LAMP is an isothermal DNA amplification method and thus can be done without using a thermocycler. LAMP based amplification procedures are usually done in the temperature range between 60°C and 65°C. In general, 4-6 primers are used to identify 6-8 regions on the target sequence. LAMP uses DNA Polymerases with strong strand displacement activity.
RPA is an isothermal DNA amplification method that works at lower temperatures between 37°C and 42°C. RPA uses beside the DNA-Pol. a recombinase, a single-stranded DNA-binding protein (SSB). The recombinase pairs the primers to the homologue target DNA sequences. SSB protein stabilizes the resulting DNA structure. DNA synthesis is initiated by the DNA polymerase.
The Milenia HybriDetect is a lateral flow development platform (LFD), which allows the detection of different analytes, such as amplicons, proteins or antibodies. A frequently used application is the combination of DNA amplification methods, like PCR, LAMP or RPA and Lateral Flow. Therefore, labeled components have to be introduced into the amplification reaction in order to provide visualization on the lateral flow dipstick. Results can be reported within 2- 10 minutes. Milenia HybriDetect is working with aqueous solution and does not contain toxic reagents such as EthBr. Until now 2 different lateral flow devices (LFD’s) belong to the Milenia HybriDetect family – the Milenia HybriDetect (1 Test Line & 1 Control Line) and the Milenia HybriDetect 2T (2 Test Lines & 1 Control Line). If you are interested in more detailled information about Nucleic Acid Lateral Flow Assays, please see the following links.
Learn more about the universal Lateral Flow Device, Milenia HybriDetect.
Learn more about Lateral Flow-compatible nucleic acid amplification techniques.
Ding et. al. developed a LAMP combined with the Milenia HybdriDetect 2T Lateral Flow Dipstick (LFD) for the detection of ISKNV (Infectious spleen and kidney necrosis virus), one of the most important pathogens in aquaculture, especially in China. The ISKNV causes high mortality in many freshwater and marine fish. The authors developed a test with a detection limit of 10 copies for the large cytoplasmic dsDNA virus. The method is rapid, sensitive, simple and has a high economic impact. The sensitivity was 1.000 fold higher than in comparable methods, like LAMP-AGE.

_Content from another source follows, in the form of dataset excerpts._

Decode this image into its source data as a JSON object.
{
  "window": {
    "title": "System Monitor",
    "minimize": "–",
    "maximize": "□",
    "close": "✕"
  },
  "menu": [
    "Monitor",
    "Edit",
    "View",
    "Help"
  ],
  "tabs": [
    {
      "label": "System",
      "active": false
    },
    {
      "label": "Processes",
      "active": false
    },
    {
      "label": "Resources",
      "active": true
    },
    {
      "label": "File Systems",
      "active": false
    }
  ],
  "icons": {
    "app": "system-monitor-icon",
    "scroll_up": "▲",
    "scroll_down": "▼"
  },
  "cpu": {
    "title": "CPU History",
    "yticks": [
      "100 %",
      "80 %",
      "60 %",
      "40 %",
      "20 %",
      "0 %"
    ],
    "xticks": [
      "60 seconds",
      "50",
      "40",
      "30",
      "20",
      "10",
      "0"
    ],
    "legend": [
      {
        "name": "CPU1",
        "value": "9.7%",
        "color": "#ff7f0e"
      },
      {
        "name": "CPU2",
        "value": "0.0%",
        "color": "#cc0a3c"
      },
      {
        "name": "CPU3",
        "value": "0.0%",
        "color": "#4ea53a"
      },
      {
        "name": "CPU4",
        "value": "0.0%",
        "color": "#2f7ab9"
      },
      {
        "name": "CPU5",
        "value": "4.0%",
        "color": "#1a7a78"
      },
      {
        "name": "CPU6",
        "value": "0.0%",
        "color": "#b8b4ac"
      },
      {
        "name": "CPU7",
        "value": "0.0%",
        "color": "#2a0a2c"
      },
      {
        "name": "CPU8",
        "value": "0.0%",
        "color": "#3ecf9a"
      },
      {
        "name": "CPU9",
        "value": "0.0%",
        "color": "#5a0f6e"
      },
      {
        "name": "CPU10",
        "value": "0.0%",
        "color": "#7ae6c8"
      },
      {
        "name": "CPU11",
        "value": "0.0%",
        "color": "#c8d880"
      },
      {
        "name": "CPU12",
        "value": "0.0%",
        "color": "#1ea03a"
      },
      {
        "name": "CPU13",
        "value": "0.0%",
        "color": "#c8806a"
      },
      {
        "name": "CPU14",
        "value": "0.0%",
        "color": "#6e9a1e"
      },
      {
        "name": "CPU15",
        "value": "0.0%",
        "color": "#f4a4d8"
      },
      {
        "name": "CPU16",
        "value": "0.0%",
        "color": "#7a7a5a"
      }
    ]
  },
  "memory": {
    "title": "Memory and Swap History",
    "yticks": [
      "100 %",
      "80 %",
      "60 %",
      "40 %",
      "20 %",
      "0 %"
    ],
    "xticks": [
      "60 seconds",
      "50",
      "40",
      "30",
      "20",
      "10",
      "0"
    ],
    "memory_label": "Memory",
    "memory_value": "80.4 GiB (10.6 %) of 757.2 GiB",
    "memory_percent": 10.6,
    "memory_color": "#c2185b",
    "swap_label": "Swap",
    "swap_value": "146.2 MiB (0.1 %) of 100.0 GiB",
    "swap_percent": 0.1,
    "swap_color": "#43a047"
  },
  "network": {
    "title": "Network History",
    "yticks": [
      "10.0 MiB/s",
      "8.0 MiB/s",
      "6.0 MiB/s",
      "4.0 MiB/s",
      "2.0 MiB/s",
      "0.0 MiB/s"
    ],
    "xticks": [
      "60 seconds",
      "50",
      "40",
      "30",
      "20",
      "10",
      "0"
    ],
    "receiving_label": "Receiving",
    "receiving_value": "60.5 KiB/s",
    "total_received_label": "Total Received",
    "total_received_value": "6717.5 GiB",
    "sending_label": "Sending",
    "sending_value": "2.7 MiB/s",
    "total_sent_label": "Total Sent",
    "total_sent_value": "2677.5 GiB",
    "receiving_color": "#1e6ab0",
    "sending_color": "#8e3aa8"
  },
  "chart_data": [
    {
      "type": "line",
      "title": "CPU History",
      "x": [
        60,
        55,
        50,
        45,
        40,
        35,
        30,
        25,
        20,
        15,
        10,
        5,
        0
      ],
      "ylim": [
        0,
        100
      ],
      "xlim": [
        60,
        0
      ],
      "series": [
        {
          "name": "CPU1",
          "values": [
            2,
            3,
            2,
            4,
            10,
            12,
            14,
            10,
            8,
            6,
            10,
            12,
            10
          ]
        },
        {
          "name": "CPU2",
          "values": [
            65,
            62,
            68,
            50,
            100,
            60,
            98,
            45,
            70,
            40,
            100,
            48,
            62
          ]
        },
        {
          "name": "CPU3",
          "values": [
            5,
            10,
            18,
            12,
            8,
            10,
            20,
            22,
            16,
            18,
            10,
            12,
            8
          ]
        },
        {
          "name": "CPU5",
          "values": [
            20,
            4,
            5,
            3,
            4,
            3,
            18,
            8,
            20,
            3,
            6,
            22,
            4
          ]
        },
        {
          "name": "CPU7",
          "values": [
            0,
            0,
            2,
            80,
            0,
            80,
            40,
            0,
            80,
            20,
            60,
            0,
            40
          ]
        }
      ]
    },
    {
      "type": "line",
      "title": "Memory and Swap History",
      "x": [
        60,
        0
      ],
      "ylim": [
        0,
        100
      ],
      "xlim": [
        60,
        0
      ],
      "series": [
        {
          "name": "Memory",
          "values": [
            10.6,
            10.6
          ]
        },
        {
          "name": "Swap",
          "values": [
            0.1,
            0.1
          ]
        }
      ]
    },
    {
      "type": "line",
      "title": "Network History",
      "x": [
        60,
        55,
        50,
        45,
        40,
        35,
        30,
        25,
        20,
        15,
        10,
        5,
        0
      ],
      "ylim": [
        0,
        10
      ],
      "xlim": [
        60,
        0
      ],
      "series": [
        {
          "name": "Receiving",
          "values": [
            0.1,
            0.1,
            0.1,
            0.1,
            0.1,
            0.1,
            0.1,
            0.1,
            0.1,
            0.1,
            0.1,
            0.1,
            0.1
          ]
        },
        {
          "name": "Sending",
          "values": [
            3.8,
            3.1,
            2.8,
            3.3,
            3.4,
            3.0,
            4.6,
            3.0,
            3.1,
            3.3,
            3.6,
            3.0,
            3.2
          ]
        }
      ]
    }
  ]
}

CyHV-2 causes Herpesviral heamoatopoietic necrosis (HVHN) in carp aquaculture and is responsible for huge economic losses in China, USA and Australia. There is no effective prevention and the disease causes mortality up to 100 %. It is crucial, that HVHN is detected in a very early stage of the disease. Wang et al developed a RPA combined with our HybriDetect which can be done in just 15 minutes at 38 °C. The method is 100 times more sensitive than others and the authors couldn’t detect any cross reactions with other aquatic viruses.
A multiplex RPA combined with the Milenia HybriDetect 2T for the specific detection of CyHV-3 and KHV was invented by Soliman and El-Matbouli. This method can detect amounts of 10 fg DNA (30 copies virus genome) within one hour. It is much faster than the commonly used PCR (3 hours) and 10 to 100 fold more sensitive.
SVCV is a cyprinid pathogenic virus, usually needs to be detected in a lab. Most virus outbreaks can be seen in fishery banks. The invented detection method (LAMP with Milenia HybriDetect) is suitable for field-detection in aquaculture and can detect up to 860 fg DNA. The authors claim, that a rapid and accurate diagnosis of the virus is vital to prevent the spread of the virus and to minimize economic losses. Many commonly used techniques are time consuming or show cross reactions with other viruses, therefore a simple but still accurate method like LAMP-LFA is needed.
Kiatpathomchai et al also used a combination of LAMP with LFD to detect the Shrimp RNA Virus Taura Syndrome Virus. This virus has a big economic impact regarding shrimp farming. The method developed by the authors is very quick (total assay about 70 min.). The sensitivity is comparable to other commonly used methods for RT-PCR detection of TSV.
The combination of isothermal DNA-Amplification & Lateral Flow fills a relevant diagnsotic gap between extremely sensitive and specific lab-based methods, such as q(RT)-PCR & semi-sensitive, -specific point-of-need testing. It allows field-applicable analysis with a perfomance, that is comparable to existing lab-based moleucular biological applications – This could be a significant contibution for the reliabel & rapid detection of viral outbreaks in aquacultures.